先日、静岡市清水区のお客様からこんなご相談をいただきました。「Googleビジネスプロフィールに動画を投稿したら集客に効くって聞いたんですが、正直なところどうなんですか?写真とどう使い分ければいいかも分からなくて……」と。
結論から言うと、動画投稿は写真と組み合わせることで集客効果が高まります。ただし「動画を上げれば上位に出る」という単純な話ではなく、MEOは相対評価(※競合との比較で順位が決まる仕組み)です。上位3位の店舗が何枚の写真を持ち、どれだけの口コミを持っているかを把握した上で、動画・写真を戦略的に配置して初めて順位に影響します。
この記事では、「地域名+業種」で検索したときに4位以下にしか表示されない状況を打開するための、動画と写真の使い分けを具体的にお伝えします。
📋 この記事でわかること
- Googleマップへの動画投稿が集客に与える実際の効果と限界
- 写真と動画の役割の違いと、最低限押さえるべき枚数・本数の目安
- 競合上位3店舗と比較するための診断チェックポイント
- 美容室・整骨院・ヨガスタジオなど実際の店舗の改善実績数値
こんな方におすすめ
- ✅ Googleマップで「地域名+業種」を検索しても4位以下にしか出ない方
- ✅ 写真は投稿しているのに来店につながらないと感じている方
- ✅ 動画投稿を始めようか迷っている美容室・整体院・飲食店のオーナーの方
- ✅ 競合店が急に上位に出てきた原因を知りたい方
- ✅ ポータルサイト依存から脱け出して自前集客の仕組みを作りたい方

Googleマップに動画を投稿すると集客に効きますか?
動画投稿そのものに集客効果はあります。ただし、写真が十分に揃っていない状態で動画だけ投稿しても効果は限定的です。まずこの点を正直にお伝えしておきます。
Googleビジネスプロフィール(旧:Googleマイビジネス)では、写真・動画・投稿・口コミ・属性入力など複数の要素が複合的に評価されます。動画は「エンゲージメント(ユーザーがプロフィールをどれだけ見るか)」を高める効果があり、結果としてプロフィールの表示回数・閲覧時間が伸びる傾向があります。
実際、私が支援したヨガスタジオのケースでは、6ヶ月で表示回数が1,281%増加しました。もちろん動画だけが原因ではありませんが、施術や体験の「雰囲気」を伝えるコンテンツを増やしたことが、表示回数の伸びに寄与した一因です。
「動画を1本入れたから順位が上がる、という単純な話ではありません。でも、写真が50枚以上揃った上で動画が加わると、ユーザーの滞在時間が伸び、それがGoogleに『このプロフィールは有益だ』と評価されるシグナルになる。
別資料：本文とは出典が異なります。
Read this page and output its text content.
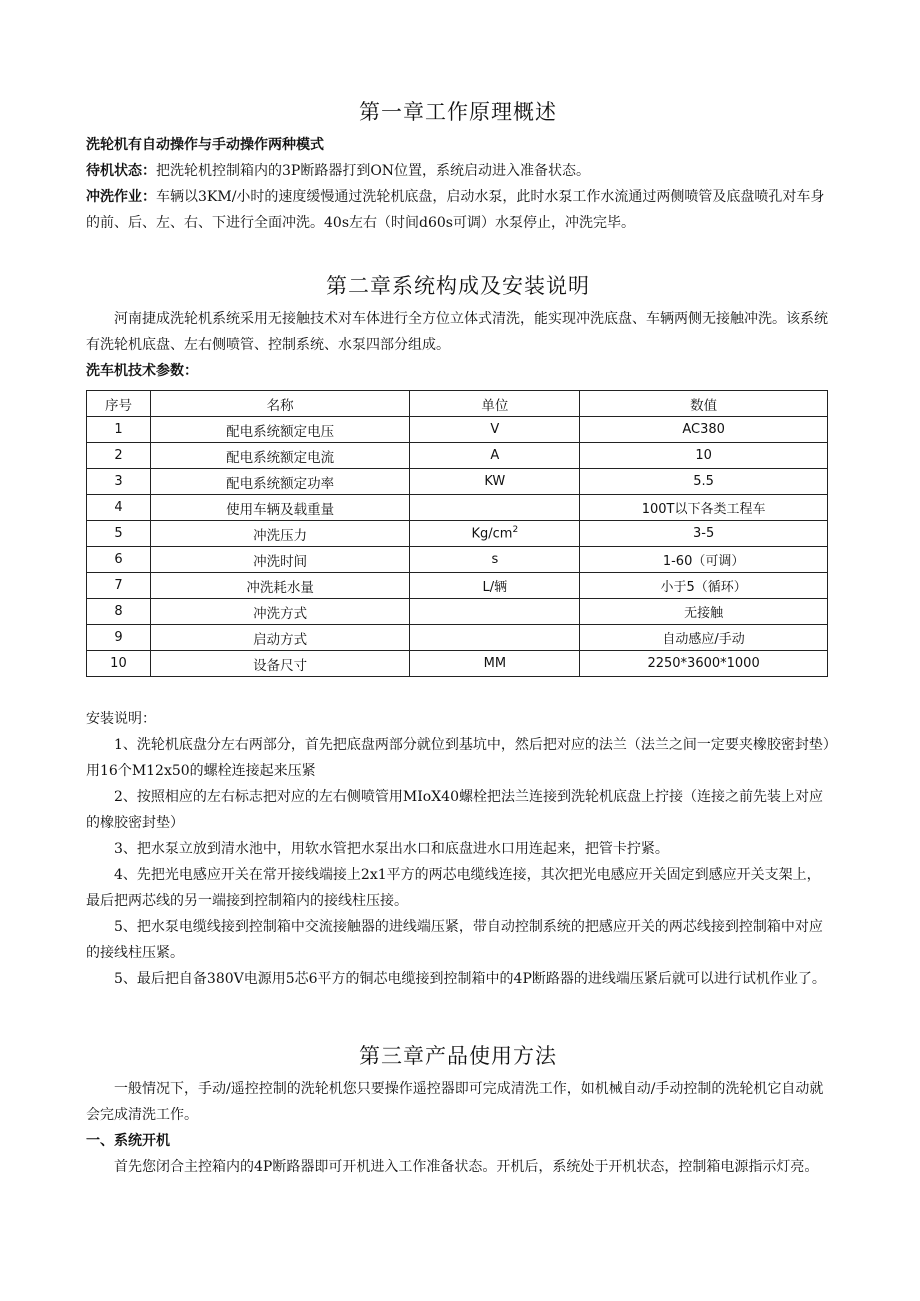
第一章工作原理概述

洗轮机有自动操作与手动操作两种模式

待机状态：把洗轮机控制箱内的3P断路器打到ON位置，系统启动进入准备状态。

冲洗作业：车辆以3KM/小时的速度缓慢通过洗轮机底盘，启动水泵，此时水泵工作水流通过两侧喷管及底盘喷孔对车身的前、后、左、右、下进行全面冲洗。40s左右（时间d60s可调）水泵停止，冲洗完毕。

第二章系统构成及安装说明

河南捷成洗轮机系统采用无接触技术对车体进行全方位立体式清洗，能实现冲洗底盘、车辆两侧无接触冲洗。该系统有洗轮机底盘、左右侧喷管、控制系统、水泵四部分组成。

洗车机技术参数：

序号	名称	单位	数值
1	配电系统额定电压	V	AC380
2	配电系统额定电流	A	10
3	配电系统额定功率	KW	5.5
4	使用车辆及载重量		100T以下各类工程车
5	冲洗压力	$Kg/cm^2$	3-5
6	冲洗时间	s	1-60（可调）
7	冲洗耗水量	L/辆	小于5（循环）
8	冲洗方式		无接触
9	启动方式		自动感应/手动
10	设备尺寸	MM	2250*3600*1000

安装说明：

1、洗轮机底盘分左右两部分，首先把底盘两部分就位到基坑中，然后把对应的法兰（法兰之间一定要夹橡胶密封垫）用16个M12x50的螺栓连接起来压紧

2、按照相应的左右标志把对应的左右侧喷管用MIoX40螺栓把法兰连接到洗轮机底盘上拧接（连接之前先装上对应的橡胶密封垫）

3、把水泵立放到清水池中，用软水管把水泵出水口和底盘进水口用连起来，把管卡拧紧。

4、先把光电感应开关在常开接线端接上2x1平方的两芯电缆线连接，其次把光电感应开关固定到感应开关支架上，最后把两芯线的另一端接到控制箱内的接线柱压接。

5、把水泵电缆线接到控制箱中交流接触器的进线端压紧，带自动控制系统的把感应开关的两芯线接到控制箱中对应的接线柱压紧。

5、最后把自备380V电源用5芯6平方的铜芯电缆接到控制箱中的4P断路器的进线端压紧后就可以进行试机作业了。

第三章产品使用方法

一般情况下，手动/遥控控制的洗轮机您只要操作遥控器即可完成清洗工作，如机械自动/手动控制的洗轮机它自动就会完成清洗工作。

一、系统开机

首先您闭合主控箱内的4P断路器即可开机进入工作准备状态。开机后，系统处于开机状态，控制箱电源指示灯亮。
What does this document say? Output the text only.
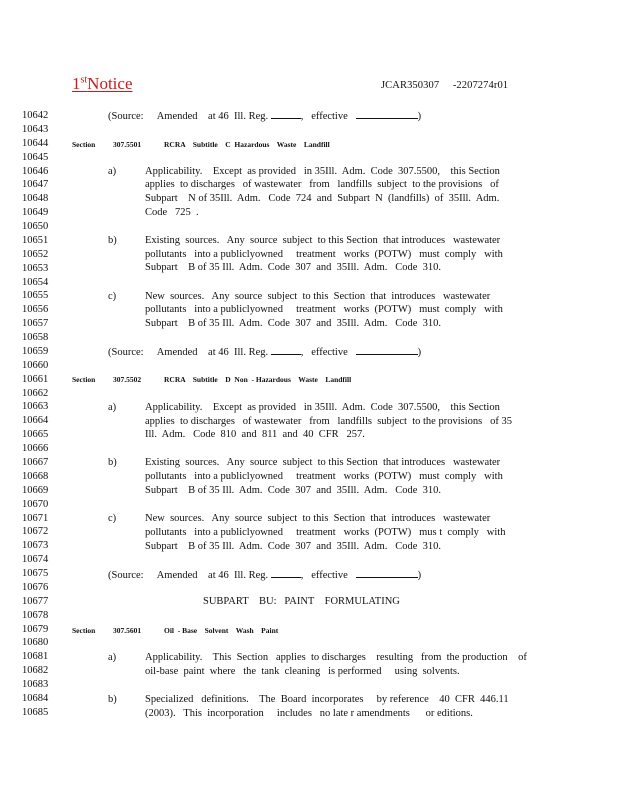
1stNotice	JCAR350307 -2207274r01
10642
10643
10644
10645
10646
10647
10648
10649
10650
10651
10652
10653
10654
10655
10656
10657
10658
10659
10660
10661
10662
10663
10664
10665
10666
10667
10668
10669
10670
10671
10672
10673
10674
10675
10676
10677
10678
10679
10680
10681
10682
10683
10684
10685
(Source: Amended at 46 Ill. Reg.	, effective	)
Section 307.5501	RCRA    Subtitle    C  Hazardous    Waste    Landfill
a)	Applicability.    Except  as provided   in 35Ill.  Adm.  Code  307.5500,    this Section
applies  to discharges   of wastewater   from   landfills  subject  to the provisions   of
Subpart    N of 35Ill.  Adm.   Code  724  and  Subpart  N  (landfills)  of  35Ill.  Adm.
Code   725  .
b)	Existing  sources.   Any  source  subject  to this Section  that introduces   wastewater
pollutants   into a publiclyowned     treatment   works  (POTW)   must  comply   with
Subpart    B of 35 Ill.  Adm.  Code  307  and  35Ill.  Adm.   Code  310.
c)	New  sources.   Any  source  subject  to this  Section  that  introduces   wastewater
pollutants   into a publiclyowned     treatment   works  (POTW)   must  comply   with
Subpart    B of 35 Ill.  Adm.  Code  307  and  35Ill.  Adm.   Code  310.
(Source: Amended at 46 Ill. Reg.	, effective	)
Section 307.5502	RCRA    Subtitle    D  Non  - Hazardous    Waste    Landfill
a)	Applicability.    Except  as provided   in 35Ill.  Adm.  Code  307.5500,    this Section
applies  to discharges   of wastewater   from   landfills  subject  to the provisions   of 35
Ill.  Adm.   Code  810  and  811  and  40  CFR   257.
b)	Existing  sources.   Any  source  subject  to this Section  that introduces   wastewater
pollutants   into a publiclyowned     treatment   works  (POTW)   must  comply   with
Subpart    B of 35 Ill.  Adm.  Code  307  and  35Ill.  Adm.   Code  310.
c)	New  sources.   Any  source  subject  to this  Section  that  introduces   wastewater
pollutants   into a publiclyowned     treatment   works  (POTW)   mus t  comply   with
Subpart    B of 35 Ill.  Adm.  Code  307  and  35Ill.  Adm.   Code  310.
(Source: Amended at 46 Ill. Reg.	, effective	)
SUBPART    BU:   PAINT    FORMULATING
Section 307.5601	Oil  - Base    Solvent    Wash    Paint
a)	Applicability.    This  Section   applies  to discharges    resulting   from  the production    of
oil-base  paint  where   the  tank  cleaning   is performed     using  solvents.
b)	Specialized   definitions.    The  Board  incorporates     by reference    40  CFR  446.11
(2003).   This  incorporation     includes   no late r amendments      or editions.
順序が大事なんです。」
ハワードジョイマン(中小企業診断士・MEO集客大全)
写真と動画の役割の違いとは?
写真と動画は、集客における「役割」がそれぞれ異なります。混同して運用すると、どちらの効果も半減してしまいます。
❌ よくあるパターン(役割を混同した運用)
- 写真が10枚以下のまま動画を1〜2本投稿して「対策した」と安心してしまう
- 動画をスマホで撮りっぱなしで投稿し、内装や雰囲気が伝わらない映像になっている
- 写真も動画も「スタッフ目線」の構図ばかりで、来店後のイメージがわかない
✅ 推奨アプローチ(役割を分けた戦略的な投稿)
- 写真の役割:外観・内装・メニュー・施術・スタッフの写真を50枚以上揃えて「検索されたとき一番最初に信頼を与えるもの」として機能させる
- 動画の役割:「入口から入ってカウンターまでの導線」「施術の流れのワンシーン」「スタッフが笑顔で迎える15秒の映像」など、写真では伝わらない『体験の連続性』を届けるものとして機能させる
- 動画は1本30秒以内・横向き撮影・BGMなし(静かな雰囲気を伝えたいサロン系)または自然音ありで、目的に合わせて制作する
笑人流に言うと……「写真は履歴書の証明写真。動画はその人が歩いて話しているところ。面接官はどちらを見ても判断しますが、証明写真がボケボケだと動画を見てもらえない」です。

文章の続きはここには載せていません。